Tomislav Momirović (Томислав Момировић; born 17 October 1983) is a Serbian businessman and politician who served as minister of internal and foreign trade from 2022 to 2024. A member of the Serbian Progressive Party (SNS), he served as minister of construction, transport and infrastructure from 2020 to 2022.

== Biography ==

=== Early life and family ===
Momirović was born in 1983 in Belgrade which at the time was a part of the Socialist Federal Republic of Yugoslavia to parents Đorđe and Nada who is from Nikšić. His parents founded the Mona Fashion House in 1989. He graduated from the Faculty of Law, University of Belgrade.

=== Business career ===
Since 2007, Momirović was employed in the company Mona d.o.o. in the position of advisor. The accelerated development of the hotel business began in 2011 with the separation of the company Mona Hotel Management d.o.o. Since the founding of the new company, he has been the General Manager of Mona Hotel Management, which manages three hotels (Hotel Zlatibor Mona on Zlatibor, Hotel Javor in Kušići, Hotel Argo in Belgrade) and one residential building Vila Bella in Budva.

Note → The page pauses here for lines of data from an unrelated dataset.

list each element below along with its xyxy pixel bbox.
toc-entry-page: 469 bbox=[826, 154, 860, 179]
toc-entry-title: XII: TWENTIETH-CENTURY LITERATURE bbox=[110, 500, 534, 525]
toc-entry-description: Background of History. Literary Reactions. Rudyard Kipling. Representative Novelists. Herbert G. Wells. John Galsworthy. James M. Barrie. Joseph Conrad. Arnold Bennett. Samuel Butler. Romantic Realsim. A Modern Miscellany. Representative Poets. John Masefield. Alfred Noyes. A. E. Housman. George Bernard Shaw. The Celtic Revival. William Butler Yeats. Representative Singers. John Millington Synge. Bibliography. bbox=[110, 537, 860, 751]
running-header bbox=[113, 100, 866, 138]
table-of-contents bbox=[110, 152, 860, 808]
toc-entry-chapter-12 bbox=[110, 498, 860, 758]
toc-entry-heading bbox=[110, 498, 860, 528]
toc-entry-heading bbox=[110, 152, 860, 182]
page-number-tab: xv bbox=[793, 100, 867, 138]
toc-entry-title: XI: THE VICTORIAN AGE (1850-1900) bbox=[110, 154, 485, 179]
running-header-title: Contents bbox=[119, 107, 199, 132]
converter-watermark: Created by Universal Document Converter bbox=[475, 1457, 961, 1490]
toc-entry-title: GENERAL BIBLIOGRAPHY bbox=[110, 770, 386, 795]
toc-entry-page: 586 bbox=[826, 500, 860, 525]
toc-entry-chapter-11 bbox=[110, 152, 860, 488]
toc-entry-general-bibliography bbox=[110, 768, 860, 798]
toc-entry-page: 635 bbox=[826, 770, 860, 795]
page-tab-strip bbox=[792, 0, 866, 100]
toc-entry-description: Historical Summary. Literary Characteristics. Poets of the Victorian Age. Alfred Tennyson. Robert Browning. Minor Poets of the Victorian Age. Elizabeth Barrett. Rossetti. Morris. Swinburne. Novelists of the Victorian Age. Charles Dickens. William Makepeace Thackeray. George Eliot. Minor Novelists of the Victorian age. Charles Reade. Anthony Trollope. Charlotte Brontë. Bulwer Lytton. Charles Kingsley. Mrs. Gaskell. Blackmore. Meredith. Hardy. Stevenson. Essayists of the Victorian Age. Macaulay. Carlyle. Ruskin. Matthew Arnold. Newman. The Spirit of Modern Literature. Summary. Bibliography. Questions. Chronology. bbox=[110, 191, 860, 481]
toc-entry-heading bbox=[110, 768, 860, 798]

He is a member of the HORES business association, where he has been the president of the HORES assembly (Association of hoteliers and restaurateurs - Business association of hotel and catering industry) since 2013, and from 2009 to 2013 he was the president of the HORES board.

Since 2016, he has been the President of Mona Hotel Management d.o.o.

Momirović is also known for tweets in which he shares his views on workers, the economy and business, as well as business advice that caused controversy on social networks.

=== Political career ===
On 25 October 2020, it was announced that Momirović will be the new Minister of Construction, Transport and Infrastructure in the Government of Serbia and Prime Minister Ana Brnabić starting from 28 October 2020. President Aleksandar Vučić pointed out that Momirović's candidacy for the Minister of Construction, Transport and Infrastructure, should not be a surprise as "not only did he come from a successful company, but he was willing to accept the blows of various political, and especially economic ignoramuses, even when he opposed an increase in the minimum wage". Momirović said that "Vučić is a historical figure for him and that it is an honor for him to be a part of this story".

In the cabinet of Miloš Vučević, Momirović was appointed minister of internal and foreign trade. Following the Novi Sad railway station canopy collapse and the death of 15 people on 1 November 2024, Momirović announced his resignation on 20 November. His resignation was acknowledged by the National Assembly on 25 November.